Y lentamente, la cobra hembra volvió a entrar en su santuario.
—Quítate la túnica y purifícate con el rocío de las piedras de la cima. —La mujer sabia ofreció a Clara una túnica blanca, que le habría servido de sudario si no hubiera salido airosa de la prueba—. Me voy, y tú me sucederás. ¡No, no protestes! Mi tiempo de vida ha sido largo, muy largo, y es bueno que termine. Recuerda que las plantas nacieron de las lágrimas, y la sangre, de los dioses, y que así adquirieron el poder de curar. Todo está vivo, pero existen almas errantes y demonios destructores que nunca permitirán que la paz se instale en esta tierra. Gracias a tu ciencia, no dejarás de luchar contra ellos. Dios crea tanto lo que está arriba como lo que está abajo, y vendrá a ti en un soplo luminoso. No debes creer en él, sino conocerlo y experimentarlo.
—¿Por qué os negáis a seguir viviendo?
—Nací hace casi ciento diez años. Aunque mi espíritu esté intacto, mi cuerpo se ha desgastado. Sus canales se han endurecido, la energía no circula ya, y la mejor medicina no les devolvería la juventud. Tu formación ha terminado y velarás por la aldea con amor. Antes de partir, debo legarte el último secreto. El cuerpo envejece y se degrada de un modo ineluctable, pero el pensamiento puede permanecer vivo y enérgico siempre que se sepa regenerarlo. Pasa tu mano por la piedra de la cima y recogerás el rocío que hizo nacer las estrellas. La diosa del cielo lava, con él, el rostro del sol, justo antes de su nacimiento, y el faraón lo bebe cada mañana, en el secreto del templo, cuando hace la ofrenda a Maat. Si el cansancio se apodera de tu alma, sube a la cima, venera a la diosa del silencio y bebe el rocío de piedra. De este modo, tu pensamiento no envejecerá nunca.
—¡Tengo aún tantas preguntas que haceros!
—Clara, para ti ha llegado la hora de dar respuestas. Todos los días irán a hacerte preguntas y exigirán que alivies sus sufrimientos. Te convertirás en madre de la cofradía y todos los aldeanos serán tus hijos.
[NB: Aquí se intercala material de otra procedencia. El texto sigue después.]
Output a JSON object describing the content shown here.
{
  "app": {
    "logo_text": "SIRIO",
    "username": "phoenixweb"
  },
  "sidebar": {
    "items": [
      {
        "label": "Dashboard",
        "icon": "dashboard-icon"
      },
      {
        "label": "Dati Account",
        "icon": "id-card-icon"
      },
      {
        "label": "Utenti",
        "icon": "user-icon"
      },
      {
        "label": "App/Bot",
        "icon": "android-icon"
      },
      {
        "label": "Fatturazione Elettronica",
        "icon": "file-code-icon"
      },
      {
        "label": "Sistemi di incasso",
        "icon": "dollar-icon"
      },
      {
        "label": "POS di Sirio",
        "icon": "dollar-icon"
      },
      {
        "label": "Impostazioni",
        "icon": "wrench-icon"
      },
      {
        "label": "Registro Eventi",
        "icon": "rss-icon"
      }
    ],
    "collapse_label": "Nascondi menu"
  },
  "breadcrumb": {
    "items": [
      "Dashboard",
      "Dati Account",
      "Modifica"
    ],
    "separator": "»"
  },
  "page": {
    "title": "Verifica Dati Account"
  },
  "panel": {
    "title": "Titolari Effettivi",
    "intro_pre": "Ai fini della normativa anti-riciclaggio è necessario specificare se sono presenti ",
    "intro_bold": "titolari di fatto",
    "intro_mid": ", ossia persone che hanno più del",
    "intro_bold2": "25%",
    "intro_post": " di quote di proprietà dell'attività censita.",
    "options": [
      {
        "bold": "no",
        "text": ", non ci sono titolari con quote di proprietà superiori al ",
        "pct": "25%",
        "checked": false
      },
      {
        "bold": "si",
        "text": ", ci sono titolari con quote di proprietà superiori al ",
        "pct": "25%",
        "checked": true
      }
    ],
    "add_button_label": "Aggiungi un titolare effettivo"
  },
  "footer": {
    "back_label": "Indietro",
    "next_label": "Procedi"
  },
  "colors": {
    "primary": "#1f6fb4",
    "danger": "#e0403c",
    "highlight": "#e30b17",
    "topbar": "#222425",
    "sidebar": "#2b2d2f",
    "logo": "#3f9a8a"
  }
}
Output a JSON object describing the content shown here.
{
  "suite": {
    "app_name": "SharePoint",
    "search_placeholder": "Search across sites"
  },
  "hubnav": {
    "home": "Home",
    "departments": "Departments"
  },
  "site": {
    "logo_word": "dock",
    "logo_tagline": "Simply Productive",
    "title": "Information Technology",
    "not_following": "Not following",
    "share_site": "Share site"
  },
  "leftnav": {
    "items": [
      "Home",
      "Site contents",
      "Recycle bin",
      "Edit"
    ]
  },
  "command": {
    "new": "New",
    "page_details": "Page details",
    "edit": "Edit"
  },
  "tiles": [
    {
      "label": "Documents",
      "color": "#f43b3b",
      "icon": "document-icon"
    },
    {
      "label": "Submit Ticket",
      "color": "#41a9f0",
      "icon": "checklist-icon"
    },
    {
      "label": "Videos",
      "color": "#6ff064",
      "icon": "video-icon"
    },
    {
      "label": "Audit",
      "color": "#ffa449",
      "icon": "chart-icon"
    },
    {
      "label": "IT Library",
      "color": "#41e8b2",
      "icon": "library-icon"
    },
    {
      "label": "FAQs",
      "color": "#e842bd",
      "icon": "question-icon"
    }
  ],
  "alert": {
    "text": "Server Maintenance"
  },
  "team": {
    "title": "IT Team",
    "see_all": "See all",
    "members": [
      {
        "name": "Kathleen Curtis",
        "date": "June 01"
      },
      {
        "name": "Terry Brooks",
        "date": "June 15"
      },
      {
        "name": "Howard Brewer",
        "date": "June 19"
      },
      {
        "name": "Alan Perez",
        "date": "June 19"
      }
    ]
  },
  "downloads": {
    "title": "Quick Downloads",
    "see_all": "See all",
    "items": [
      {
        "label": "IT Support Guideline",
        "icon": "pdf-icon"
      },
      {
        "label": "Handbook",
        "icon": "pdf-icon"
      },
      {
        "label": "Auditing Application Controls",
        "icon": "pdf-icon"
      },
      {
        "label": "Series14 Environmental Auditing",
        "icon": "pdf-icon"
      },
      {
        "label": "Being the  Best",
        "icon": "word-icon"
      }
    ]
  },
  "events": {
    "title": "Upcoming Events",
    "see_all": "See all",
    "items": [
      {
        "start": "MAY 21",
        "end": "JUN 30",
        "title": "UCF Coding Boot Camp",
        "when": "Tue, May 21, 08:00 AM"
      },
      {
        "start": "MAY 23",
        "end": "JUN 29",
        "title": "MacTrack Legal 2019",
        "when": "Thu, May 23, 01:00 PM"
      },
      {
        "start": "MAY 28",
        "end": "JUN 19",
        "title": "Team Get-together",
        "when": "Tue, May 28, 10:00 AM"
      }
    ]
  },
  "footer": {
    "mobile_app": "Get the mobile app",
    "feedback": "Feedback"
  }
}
La joven sintió deseos de protestar y rechazar la enorme carga que recaería sobre sus hombros, pero la claridad matinal la deslumbró, y la mujer sabia se levantó.
—Descendamos —le dijo—. Ve delante de mí.
Clara tomó el estrecho sendero, dudando sobre el paso que debía adoptar. ¿Tenía que avanzar a su ritmo o caminar lentamente, para no obligar a la centenaria a apresurarse?
Indecisa, se volvió tras el primer paso sinuoso, pero la mujer sabia había desaparecido.
Clara volvió a subir a la cima y buscó a la mujer que se lo había dado todo, pero no la encontró. La mujer sabia se había desvanecido; sin duda, se había adentrado en una caverna donde exhalaría el último suspiro, en el silencio de la cima.
Clara se consoló pensando en las maravillosas horas que había pasado en compañía del ser que le había abierto tantos caminos que ahora ella debería prolongar, sola. Y bajó, paso a paso, hacia la aldea, saboreando sus últimos momentos de quietud antes de convertirse en la mujer sabia del Lugar de Verdad.